Dieser Artikel behandelt päpstliche Schreiben. Für Briefe des Neues Testaments (von Paulus und anderen) siehe Apostolische Briefe.

Der Ausdruck Apostolisches Schreiben bezeichnet als Oberbegriff die schriftlichen Verlautbarungen eines Papstes, insbesondere aber solche, die nicht eigens als Rechtsakte gekennzeichnet werden (als Apostolische Konstitution, Dekret, Päpstliche Bulle, oder Motu proprio) oder als Lehrschreiben in Form einer Enzyklika veröffentlicht wird.
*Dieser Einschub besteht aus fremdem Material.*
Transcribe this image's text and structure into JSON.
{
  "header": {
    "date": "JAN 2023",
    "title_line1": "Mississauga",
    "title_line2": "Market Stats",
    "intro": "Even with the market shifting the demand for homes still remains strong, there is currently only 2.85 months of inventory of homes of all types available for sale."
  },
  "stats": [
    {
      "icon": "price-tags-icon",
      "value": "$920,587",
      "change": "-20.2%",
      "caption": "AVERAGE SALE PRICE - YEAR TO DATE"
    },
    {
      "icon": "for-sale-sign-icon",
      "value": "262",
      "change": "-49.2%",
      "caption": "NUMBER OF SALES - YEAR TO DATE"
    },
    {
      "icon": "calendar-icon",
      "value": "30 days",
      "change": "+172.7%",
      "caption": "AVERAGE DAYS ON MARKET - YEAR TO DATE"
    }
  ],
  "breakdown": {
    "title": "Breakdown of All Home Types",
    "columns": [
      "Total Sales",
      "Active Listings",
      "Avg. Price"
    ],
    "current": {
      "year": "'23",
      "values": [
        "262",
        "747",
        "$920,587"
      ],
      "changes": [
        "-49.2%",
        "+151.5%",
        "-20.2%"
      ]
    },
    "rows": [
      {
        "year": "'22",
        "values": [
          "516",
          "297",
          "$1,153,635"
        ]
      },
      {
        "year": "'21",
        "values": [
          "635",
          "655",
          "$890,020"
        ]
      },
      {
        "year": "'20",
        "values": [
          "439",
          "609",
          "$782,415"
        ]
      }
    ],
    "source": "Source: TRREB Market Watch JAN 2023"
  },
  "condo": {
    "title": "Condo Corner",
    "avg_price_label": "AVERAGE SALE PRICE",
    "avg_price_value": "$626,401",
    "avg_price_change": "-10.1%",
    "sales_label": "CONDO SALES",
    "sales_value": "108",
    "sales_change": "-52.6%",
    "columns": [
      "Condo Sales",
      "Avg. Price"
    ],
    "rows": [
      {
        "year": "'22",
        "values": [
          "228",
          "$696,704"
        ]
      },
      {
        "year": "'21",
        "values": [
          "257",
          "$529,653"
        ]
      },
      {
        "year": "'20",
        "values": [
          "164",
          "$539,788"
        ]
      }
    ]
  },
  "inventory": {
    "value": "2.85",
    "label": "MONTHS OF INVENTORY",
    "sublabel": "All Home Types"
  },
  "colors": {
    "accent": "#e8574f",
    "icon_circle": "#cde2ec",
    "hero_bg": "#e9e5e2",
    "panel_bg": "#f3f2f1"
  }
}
  • Das Apostolische Schreiben im engeren Sinn ist die Exhortatio apostolica, ein nicht als Rundschreiben verfasstes Lehrschreiben. Im weiteren Sinne sind Apostolische Briefe (Lettera, Breve) auch als Apostolische Schreiben zu bezeichnen.
  • Der Umfang, in dem Päpste, anstatt eine Enzyklika zu verfassen, das weniger feierliche Apostolische Schreiben wählen, unterscheidet sich je nach der persönlichen Auffassung des Amtsinhabers.
  • Die Päpste Leo XIII. (80), Pius XI. (30) und Pius XII. (41) haben überwiegend Enzykliken verfasst, Paul VI. hat sieben Enzykliken, zehn Apostolische Schreiben und zwanzig weitere Schreiben als “Lettera” verfasst (überdies aber noch ungezählte förmliche Breven, persönliche Briefe und Handschreiben aus verschiedensten Anlässen).
  • Papst Johannes Paul II. hat neben 14 Enzykliken noch etliche sogenannte “Nachsynodale Apostolische Schreiben” verfasst, etwa im Anschluss an eine Bischofssynode und weitere päpstliche Lehrschreiben.